The Bible is cool. It helps to be familiar with the various incarnations that the word of God has gone through over the ages. There's the Vulgate, Septuagint, Hebrew Tanakh with Torah, along with the various apocryphal works and eventually the King James, among others. These were all drafted in different languages and all share similarities and omissions in comparison with each other.

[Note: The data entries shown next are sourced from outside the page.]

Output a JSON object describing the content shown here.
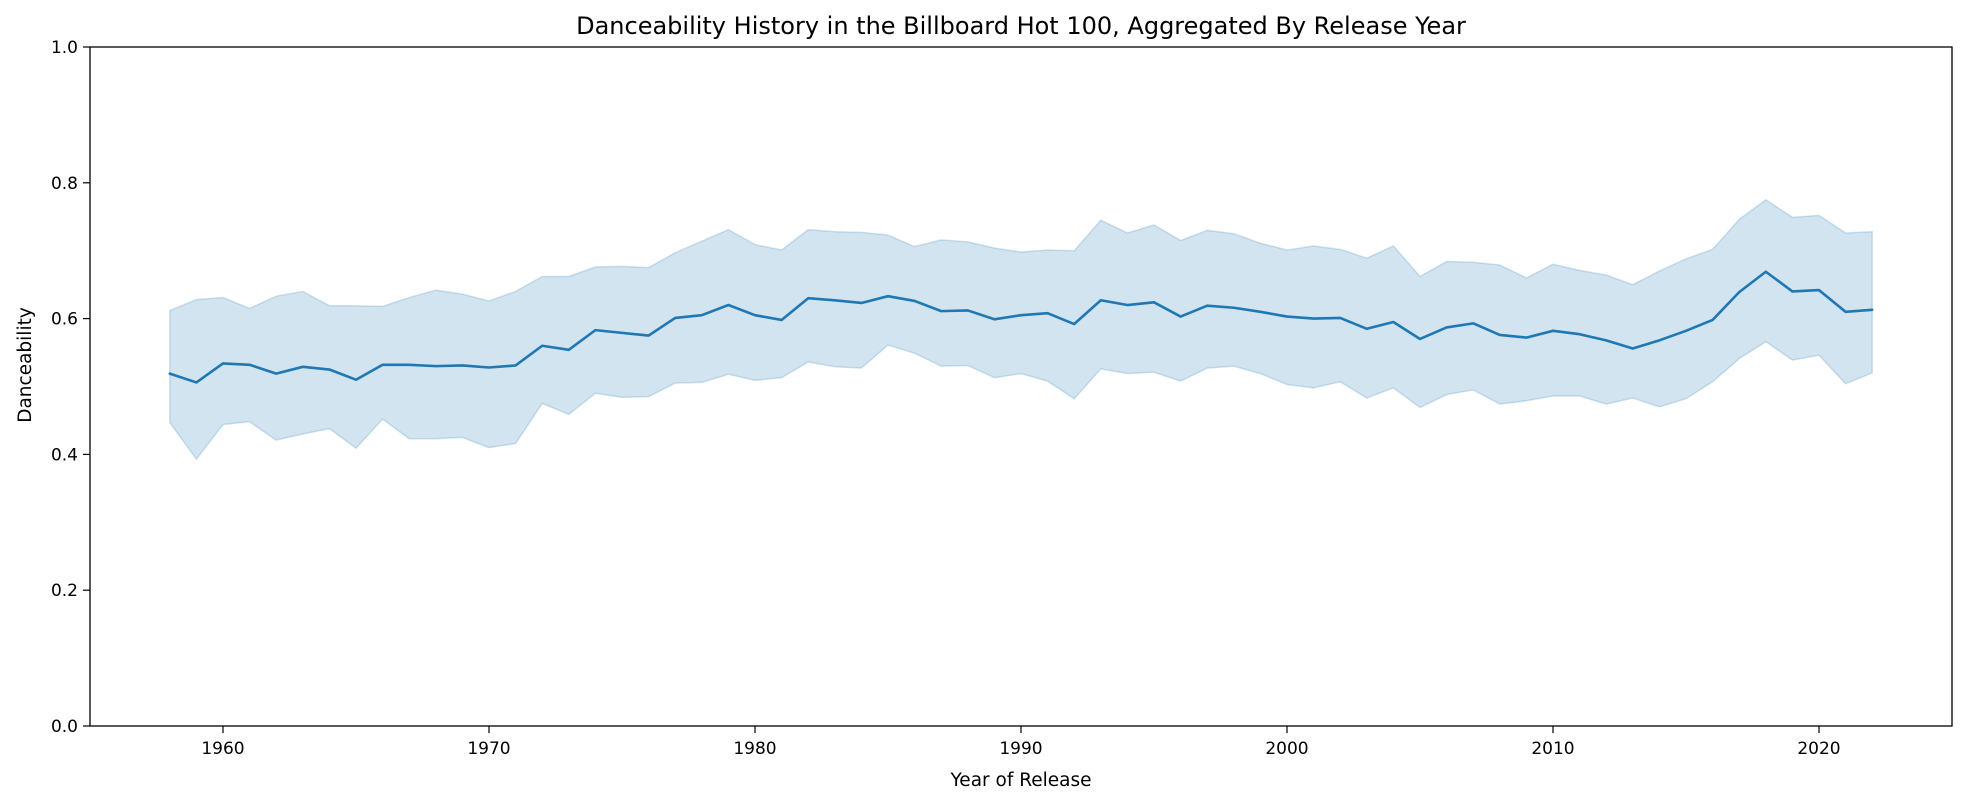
{
  "chart_data": {
    "type": "line",
    "title": "Danceability History in the Billboard Hot 100, Aggregated By Release Year",
    "xlabel": "Year of Release",
    "ylabel": "Danceability",
    "xlim": [
      1955,
      2025
    ],
    "ylim": [
      0.0,
      1.0
    ],
    "xticks": [
      1960,
      1970,
      1980,
      1990,
      2000,
      2010,
      2020
    ],
    "yticks": [
      "0.0",
      "0.2",
      "0.4",
      "0.6",
      "0.8",
      "1.0"
    ],
    "grid": false,
    "legend": null,
    "line_color": "#1f77b4",
    "band_color": "#1f77b4",
    "x": [
      1958,
      1959,
      1960,
      1961,
      1962,
      1963,
      1964,
      1965,
      1966,
      1967,
      1968,
      1969,
      1970,
      1971,
      1972,
      1973,
      1974,
      1975,
      1976,
      1977,
      1978,
      1979,
      1980,
      1981,
      1982,
      1983,
      1984,
      1985,
      1986,
      1987,
      1988,
      1989,
      1990,
      1991,
      1992,
      1993,
      1994,
      1995,
      1996,
      1997,
      1998,
      1999,
      2000,
      2001,
      2002,
      2003,
      2004,
      2005,
      2006,
      2007,
      2008,
      2009,
      2010,
      2011,
      2012,
      2013,
      2014,
      2015,
      2016,
      2017,
      2018,
      2019,
      2020,
      2021,
      2022
    ],
    "series": [
      {
        "values": [
          0.519,
          0.506,
          0.534,
          0.532,
          0.519,
          0.529,
          0.525,
          0.51,
          0.532,
          0.532,
          0.53,
          0.531,
          0.528,
          0.531,
          0.56,
          0.554,
          0.583,
          0.579,
          0.575,
          0.601,
          0.605,
          0.62,
          0.605,
          0.598,
          0.63,
          0.627,
          0.623,
          0.633,
          0.626,
          0.611,
          0.612,
          0.599,
          0.605,
          0.608,
          0.592,
          0.627,
          0.62,
          0.624,
          0.603,
          0.619,
          0.616,
          0.61,
          0.603,
          0.6,
          0.601,
          0.585,
          0.595,
          0.57,
          0.587,
          0.593,
          0.576,
          0.572,
          0.582,
          0.577,
          0.568,
          0.556,
          0.568,
          0.582,
          0.598,
          0.639,
          0.669,
          0.64,
          0.642,
          0.61,
          0.613
        ],
        "upper": [
          0.612,
          0.628,
          0.631,
          0.615,
          0.633,
          0.64,
          0.619,
          0.619,
          0.618,
          0.631,
          0.642,
          0.636,
          0.626,
          0.64,
          0.662,
          0.662,
          0.676,
          0.677,
          0.675,
          0.697,
          0.714,
          0.731,
          0.709,
          0.701,
          0.731,
          0.728,
          0.727,
          0.723,
          0.706,
          0.716,
          0.713,
          0.704,
          0.698,
          0.701,
          0.7,
          0.745,
          0.726,
          0.738,
          0.715,
          0.73,
          0.725,
          0.711,
          0.701,
          0.707,
          0.702,
          0.689,
          0.707,
          0.662,
          0.684,
          0.683,
          0.679,
          0.66,
          0.68,
          0.671,
          0.664,
          0.65,
          0.67,
          0.688,
          0.702,
          0.746,
          0.775,
          0.749,
          0.752,
          0.726,
          0.728
        ],
        "lower": [
          0.447,
          0.393,
          0.444,
          0.448,
          0.421,
          0.43,
          0.438,
          0.409,
          0.452,
          0.423,
          0.423,
          0.425,
          0.41,
          0.416,
          0.475,
          0.459,
          0.49,
          0.484,
          0.485,
          0.505,
          0.506,
          0.518,
          0.509,
          0.513,
          0.536,
          0.529,
          0.527,
          0.561,
          0.549,
          0.53,
          0.531,
          0.513,
          0.519,
          0.508,
          0.482,
          0.526,
          0.519,
          0.521,
          0.508,
          0.527,
          0.53,
          0.519,
          0.503,
          0.498,
          0.507,
          0.483,
          0.498,
          0.469,
          0.488,
          0.495,
          0.474,
          0.479,
          0.486,
          0.486,
          0.474,
          0.483,
          0.47,
          0.482,
          0.507,
          0.541,
          0.566,
          0.539,
          0.546,
          0.504,
          0.52
        ]
      }
    ]
  }
}
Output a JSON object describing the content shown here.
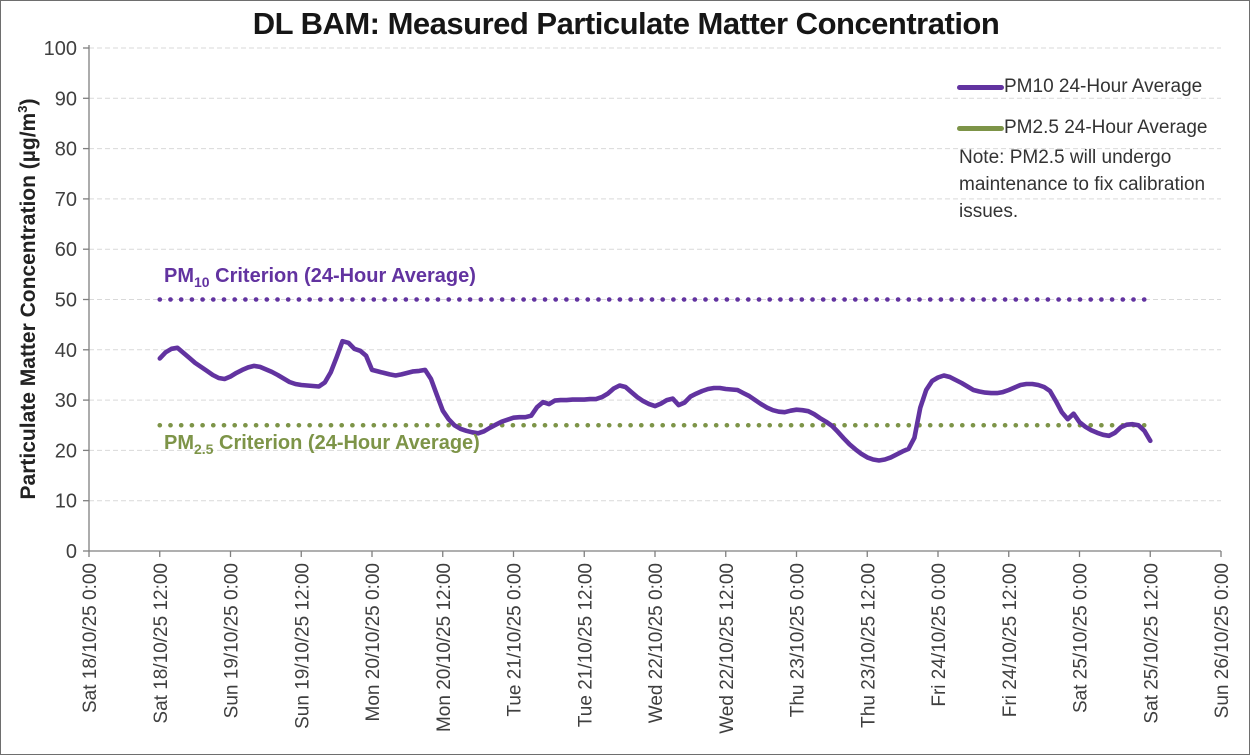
{
  "header": {
    "title": "DL BAM: Measured Particulate Matter Concentration"
  },
  "axes": {
    "y_title_pre": "Particulate Matter Concentration (µg/m",
    "y_title_sup": "3",
    "y_title_post": ")"
  },
  "criterion_labels": [
    {
      "pre": "PM",
      "sub": "10",
      "post": " Criterion (24-Hour Average)"
    },
    {
      "pre": "PM",
      "sub": "2.5",
      "post": " Criterion (24-Hour Average)"
    }
  ],
  "legend": [
    {
      "label": "PM10 24-Hour Average",
      "color": "#6233A0"
    },
    {
      "label": "PM2.5 24-Hour Average",
      "color": "#7D9448"
    }
  ],
  "note": {
    "text": "Note: PM2.5 will undergo\nmaintenance to fix calibration\nissues."
  },
  "palette": {
    "pm10": "#6233A0",
    "pm25": "#7D9448",
    "grid": "#D9D9D9",
    "axis": "#7F7F7F",
    "tick_text": "#3F3F3F"
  },
  "chart_data": {
    "type": "line",
    "title": "DL BAM: Measured Particulate Matter Concentration",
    "xlabel": "",
    "ylabel": "Particulate Matter Concentration (µg/m³)",
    "ylim": [
      0,
      100
    ],
    "y_ticks": [
      0,
      10,
      20,
      30,
      40,
      50,
      60,
      70,
      80,
      90,
      100
    ],
    "grid": "horizontal-dashed",
    "legend_position": "top-right-inside",
    "x_axis_span_hours": 192,
    "x_tick_interval_hours": 12,
    "x_tick_labels": [
      "Sat 18/10/25 0:00",
      "Sat 18/10/25 12:00",
      "Sun 19/10/25 0:00",
      "Sun 19/10/25 12:00",
      "Mon 20/10/25 0:00",
      "Mon 20/10/25 12:00",
      "Tue 21/10/25 0:00",
      "Tue 21/10/25 12:00",
      "Wed 22/10/25 0:00",
      "Wed 22/10/25 12:00",
      "Thu 23/10/25 0:00",
      "Thu 23/10/25 12:00",
      "Fri 24/10/25 0:00",
      "Fri 24/10/25 12:00",
      "Sat 25/10/25 0:00",
      "Sat 25/10/25 12:00",
      "Sun 26/10/25 0:00"
    ],
    "series": [
      {
        "name": "PM10 24-Hour Average",
        "color": "#6233A0",
        "style": "solid",
        "units": "µg/m³",
        "points_hours_from_axis_start_vs_value": [
          [
            12,
            38.3
          ],
          [
            13,
            39.5
          ],
          [
            14,
            40.2
          ],
          [
            15,
            40.4
          ],
          [
            16,
            39.4
          ],
          [
            17,
            38.4
          ],
          [
            18,
            37.4
          ],
          [
            19,
            36.6
          ],
          [
            20,
            35.8
          ],
          [
            21,
            35.0
          ],
          [
            22,
            34.4
          ],
          [
            23,
            34.2
          ],
          [
            24,
            34.7
          ],
          [
            25,
            35.4
          ],
          [
            26,
            36.0
          ],
          [
            27,
            36.5
          ],
          [
            28,
            36.8
          ],
          [
            29,
            36.6
          ],
          [
            30,
            36.1
          ],
          [
            31,
            35.6
          ],
          [
            32,
            35.0
          ],
          [
            33,
            34.3
          ],
          [
            34,
            33.6
          ],
          [
            35,
            33.2
          ],
          [
            36,
            33.0
          ],
          [
            37,
            32.9
          ],
          [
            38,
            32.8
          ],
          [
            39,
            32.7
          ],
          [
            40,
            33.5
          ],
          [
            41,
            35.5
          ],
          [
            42,
            38.5
          ],
          [
            43,
            41.7
          ],
          [
            44,
            41.4
          ],
          [
            45,
            40.2
          ],
          [
            46,
            39.8
          ],
          [
            47,
            38.8
          ],
          [
            48,
            36.0
          ],
          [
            49,
            35.7
          ],
          [
            50,
            35.4
          ],
          [
            51,
            35.1
          ],
          [
            52,
            34.9
          ],
          [
            53,
            35.1
          ],
          [
            54,
            35.4
          ],
          [
            55,
            35.7
          ],
          [
            56,
            35.8
          ],
          [
            57,
            36.0
          ],
          [
            58,
            34.2
          ],
          [
            59,
            31.0
          ],
          [
            60,
            27.9
          ],
          [
            61,
            26.2
          ],
          [
            62,
            25.0
          ],
          [
            63,
            24.3
          ],
          [
            64,
            23.9
          ],
          [
            65,
            23.6
          ],
          [
            66,
            23.4
          ],
          [
            67,
            23.8
          ],
          [
            68,
            24.5
          ],
          [
            69,
            25.1
          ],
          [
            70,
            25.7
          ],
          [
            71,
            26.1
          ],
          [
            72,
            26.5
          ],
          [
            73,
            26.6
          ],
          [
            74,
            26.6
          ],
          [
            75,
            26.9
          ],
          [
            76,
            28.6
          ],
          [
            77,
            29.6
          ],
          [
            78,
            29.2
          ],
          [
            79,
            29.9
          ],
          [
            80,
            30.0
          ],
          [
            81,
            30.0
          ],
          [
            82,
            30.1
          ],
          [
            83,
            30.1
          ],
          [
            84,
            30.1
          ],
          [
            85,
            30.2
          ],
          [
            86,
            30.2
          ],
          [
            87,
            30.6
          ],
          [
            88,
            31.3
          ],
          [
            89,
            32.3
          ],
          [
            90,
            32.9
          ],
          [
            91,
            32.6
          ],
          [
            92,
            31.6
          ],
          [
            93,
            30.6
          ],
          [
            94,
            29.8
          ],
          [
            95,
            29.2
          ],
          [
            96,
            28.8
          ],
          [
            97,
            29.3
          ],
          [
            98,
            30.0
          ],
          [
            99,
            30.3
          ],
          [
            100,
            29.0
          ],
          [
            101,
            29.5
          ],
          [
            102,
            30.7
          ],
          [
            103,
            31.3
          ],
          [
            104,
            31.8
          ],
          [
            105,
            32.2
          ],
          [
            106,
            32.4
          ],
          [
            107,
            32.4
          ],
          [
            108,
            32.2
          ],
          [
            109,
            32.1
          ],
          [
            110,
            32.0
          ],
          [
            111,
            31.4
          ],
          [
            112,
            30.8
          ],
          [
            113,
            30.0
          ],
          [
            114,
            29.2
          ],
          [
            115,
            28.5
          ],
          [
            116,
            28.0
          ],
          [
            117,
            27.7
          ],
          [
            118,
            27.6
          ],
          [
            119,
            27.9
          ],
          [
            120,
            28.1
          ],
          [
            121,
            28.0
          ],
          [
            122,
            27.8
          ],
          [
            123,
            27.2
          ],
          [
            124,
            26.4
          ],
          [
            125,
            25.7
          ],
          [
            126,
            24.9
          ],
          [
            127,
            23.7
          ],
          [
            128,
            22.4
          ],
          [
            129,
            21.2
          ],
          [
            130,
            20.2
          ],
          [
            131,
            19.3
          ],
          [
            132,
            18.6
          ],
          [
            133,
            18.2
          ],
          [
            134,
            18.0
          ],
          [
            135,
            18.2
          ],
          [
            136,
            18.6
          ],
          [
            137,
            19.2
          ],
          [
            138,
            19.8
          ],
          [
            139,
            20.3
          ],
          [
            140,
            22.5
          ],
          [
            141,
            28.5
          ],
          [
            142,
            32.0
          ],
          [
            143,
            33.8
          ],
          [
            144,
            34.5
          ],
          [
            145,
            34.9
          ],
          [
            146,
            34.6
          ],
          [
            147,
            34.0
          ],
          [
            148,
            33.4
          ],
          [
            149,
            32.7
          ],
          [
            150,
            32.0
          ],
          [
            151,
            31.7
          ],
          [
            152,
            31.5
          ],
          [
            153,
            31.4
          ],
          [
            154,
            31.4
          ],
          [
            155,
            31.6
          ],
          [
            156,
            32.0
          ],
          [
            157,
            32.5
          ],
          [
            158,
            33.0
          ],
          [
            159,
            33.2
          ],
          [
            160,
            33.2
          ],
          [
            161,
            33.0
          ],
          [
            162,
            32.6
          ],
          [
            163,
            31.8
          ],
          [
            164,
            29.8
          ],
          [
            165,
            27.6
          ],
          [
            166,
            26.2
          ],
          [
            167,
            27.3
          ],
          [
            168,
            25.6
          ],
          [
            169,
            24.7
          ],
          [
            170,
            24.0
          ],
          [
            171,
            23.5
          ],
          [
            172,
            23.1
          ],
          [
            173,
            22.9
          ],
          [
            174,
            23.5
          ],
          [
            175,
            24.6
          ],
          [
            176,
            25.1
          ],
          [
            177,
            25.2
          ],
          [
            178,
            25.0
          ],
          [
            179,
            23.9
          ],
          [
            180,
            21.9
          ]
        ]
      },
      {
        "name": "PM2.5 24-Hour Average",
        "color": "#7D9448",
        "style": "solid",
        "points_hours_from_axis_start_vs_value": []
      }
    ],
    "reference_lines": [
      {
        "label": "PM10 Criterion (24-Hour Average)",
        "value": 50,
        "color": "#6233A0",
        "style": "dotted",
        "span_hours": [
          12,
          180
        ]
      },
      {
        "label": "PM2.5 Criterion (24-Hour Average)",
        "value": 25,
        "color": "#7D9448",
        "style": "dotted",
        "span_hours": [
          12,
          180
        ]
      }
    ],
    "annotations": [
      "PM10 Criterion (24-Hour Average)",
      "PM2.5 Criterion (24-Hour Average)",
      "Note: PM2.5 will undergo maintenance to fix calibration issues."
    ]
  }
}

I thought Noah (2014, Darren Aronofsky) might be cool because I like many of Aronofsky's films: Pi (1998), Requiem for a Dream (2000), The Wrestler (2008), and Black Swan (2010). My dad actually videotaped an episode of "48 Hours," for me in 1998 that followed Aronofsky's process of completing and finding distribution for Pi, sort of like a production diary. Thanks, Dad.
The movie Noah sucks.
First of all we get a creation myth. Okay, cool. Snake tempts Adam and Eve. They eat forbidden fruit, Cain kills Abel. Got it.
But then we are told that "The Watchers," a band of angels, have been sent to watch over Adam and Eve while God created the rest of the world. And The Watchers are giant slow walking rock people. Here's where they lost me, pretty quickly: The Watchers bore me to death for the same reason I don't watch any Peter Jackson Tolkien movies, which is because The Two Towers put me to sleep when trees started walking and talking--it's just so frikkin boring. But The Watchers also came from outer space to "protect mankind," wait isn't that the job of the Transformers and Optimus?
Also Noah takes the serpent's skin from his dad as a birthright and this thread is tied up over the course of the film by the end. But why? Why keep the skin? Why does it glow? This snake skin business is stupid.
Jennifer Connelly plays Noah's wife. She has always been one of the most beautiful actresses around--and I'm really picky about beauty. Here she looks radiant, classically elegant, natural, and her expressions are weighted with the sorrows of a lifetime of adversity and sacrifice. Her dark thick eyebrows, and mole above her left lip delicately complement her tearful visage. Right away we also may root for this handsome couple because they were also John and Alicia Nash once upon a time.
The CGI is amazing. Time lapse photography of the river that miraculously springs forth to find the Ark is one of the early spectacles shown, followed by various classes of animals finding their way to the Ark (first birds, then snakes and reptiles, then all of the beasts that walk on all fours...). These sequences of biblical proportion are the best part of the film. There's also some cool POV shots from the two doves.
Sexy as hell Emma Watson is soon introduced as Ila, who will be the wife of Noah's son Shem.
And Ray Winstone is introduced as a Tubal King who is the heavy Noah must battle. Yeah the Hollywood producers thought Noah needed a bad guy to fight, of course. So, Winstone's character stows away on the Ark (ughh!).
About 80 minutes in the flood occurs.
The movie just totally sucks from here.
Yeah okay, I get the heavy guilt laid on Noah. But I don't buy it. By this point Noah believes he is evil because he would kill to protect his family. Umm, no. Noah also refuses to let Ham bring a wife on board. And by this point I'm fuming because I know there's no way this movie is going to show God telling Noah to kill a pregnant Emma Watson. No frikkin way!
Plus wasn't it Abraham who was tested by God to murder his own child? This seems like a borrowed plot from elsewhere in the Bible.
So by the end Noah doesn't knife Ila's twin baby daughters (No-duh!). And also during the last hour one can't help but wonder who Noah's male offspring will have sex with (if at all?) if the only women that survive are Ila and Naameh. This matter is resolved somewhat adequately. Ham just straight up splits, but before he leaves there's this shot where he's staring at Ila and her two baby daughters. This moment reminds me a lot of the scene in Your Highness (2011, David Gordon Green) when the Justin Theroux wizard character tells his captive played by Zooey Deschanel that he remembers kidnapping her as a little girl and thinking to himself, "wow that's a baby and one day I will have to have sex with that baby." Sorry, okay? I had to mention it. But those questions loomed large for me and I'm sure I'm not the only one.
And at the film's conclusion Noah presents his surviving kin their birthright, the glowing snake skin! But God appears as a fireball that emits concentric light rings before simultaneously exploding and turning into a rainbow. Yay! See? God does talk!
Great CGI, I'm still a fan of Jennifer Connelly, Ray Winstone, Emma Watson and Russell Crowe, but man this piece of crap is unforgivably ridiculous and silly. At least the ethical dilemma between Tubal and Noah was clear, but fight scenes and weird rock people ruined this movie for me.
Aronofsky's longtime DP Matty Libatique shot Noah on film and it does, as mentioned, look amazing. The scale and detail of the deluge, and animal migrations are ILM magic goodies.